In his office inside the visitor's clubhouse at Petco Park, Charlie Manuel talked about a Phillies offense that had just six hits last night in an 8-3 loss to the Padres -- and just one hit after Jayson Werth's leadoff single in the fifth inning.
“We went how long without a hit?” Manuel said. “We struck out 13 times. We were taking fastballs and they were throwing us a lot of fastballs. If we’re not a fastball hitting team, well …”
The Phillies are hitting .198 (64 for 324) in their last 10 games, and .190 (37 for 195) in the first six games of this seven-game road trip through Los Angeles and San Diego. They have lost seven of their last 10 games to fall two games behind the New York Mets in the National League East. The Phillies still they think they will awaken from their nine-week slumber in time. But they better hurry up. There are just 39 games left in the season, meaning they have less than a quarter of their schedule remaining.
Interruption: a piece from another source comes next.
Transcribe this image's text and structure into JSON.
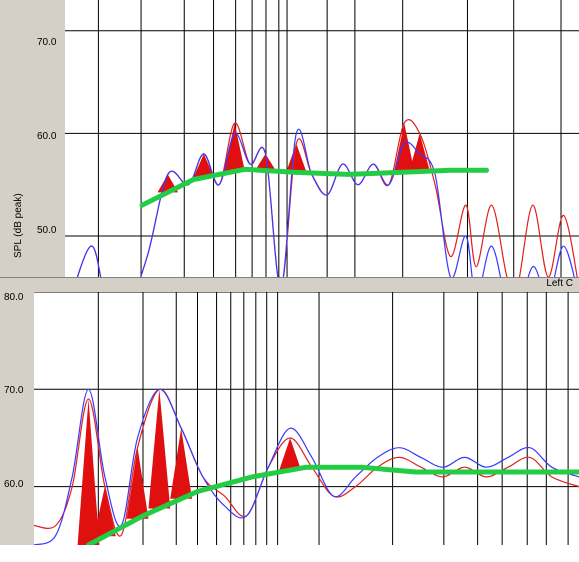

Jim Salisbury takes a look at the National League East race in The Inquirer's Sunday baseball column. He breaks down the remaining schedules of the Mets, Phillies and Marlins. Here is what he had to say:
Mets: The Mets see all their NL East rivals down the stretch and have winning records against all but the Braves. The good news for the Mets is that six of their remaining nine games against the Braves are in New York and the Braves are dreadful on the road. The Mets could receive a break when they host the Brewers for a three-game series beginning Labor Day. If the Brewers' rotation stays on its current path, the Mets would not face CC Sabathia in the series. Sabathia is 7-0 with a 1.55 ERA in eight starts with the Brewers. The final week of the Mets' schedule could be a wild one as the team says good-bye to Shea Stadium. The Cubs, who could be looking to lock up the NL Central, visit for four, followed by the Marlins for three.
Phillies: There are some real tough spots, including threefour-game series against the Dodgers at home, the Cubs in Chicago and the Brewers at home. The Dodgers just took four from the Phils out West and the prospect of having to pitch to Manny Ramirez (33 RBIs in 22 career games against the Phils) in four games at Citizens Bank Park is not comforting. The Phils, just 9-16 against the Mets and Marlins, have 11 games left against those clubs. They also have 15 remaining games against the Braves and Nationals. They are 16-5 against those clubs.
Marlins: The Marlins this weekend are finishing up a rugged stretch that included series against the Phillies, Mets, Cardinals and Cubs. On Tuesday, they hit the road for what could be a defining nine-game trip to San Francisco, Arizona and Atlanta. The Marlins are already 5-1 against Arizona and they will miss Diamondbacks ace Brandon Webb next weekend. Florida (10-2 against Washington) has six more games against the Nationals. If they stay alive, the Marlins will face a test the final week of the season when they play at Cincinnati (one game), at Washington (three) and at the Mets (three).
Also check out Salisbury's Extra Bases.
If you watched Rich Dubee's visit to the mound in the bottom of the fourth inning last night, you know he wasn't happy. Kyle Kendrick had a runner on second with two outs when he allowed a hit to pitcher Chad Reineke. He then allowed a single to Jody Gerut.
“He didn’t throw in the strike zone,” a clearly frustrated Dubee said. “He pitched himself right into some 2-0, 3-1 counts. That’s not good. He’s a contact guy. He doesn’t throw in the strike zone, he’s not going to be out there long. That’s what’s happening.”
Kendrick is 0-2 with a 16.71 ERA (13 earned runs in seven innings) in his last two starts, and 2-4 with a 6.90 ERA (23 earned runs in 30 innings) in his last six starts. It was the sixth time in 25 starts this season Kendrick has failed to pitch at least five innings, and the fifth time he has allowed six or more runs.
Hitting coach Milt Thompson is baffled just like you about the team's poor hitting.
“I have never seen a team that has the capability that this team has just go south for a long period of time,” he said. “Usually you have one guy that’s kind of slow, but it’s the whole team. It’s unexplainable. I’m serious. I don’t have any answers. It’s one of the weirdest things I’ve ever seen in my life. I’m not sleeping very well. I’ve had a lot of sleepless nights trying to figure out what to do to try to get the guys going. It’s amazing.”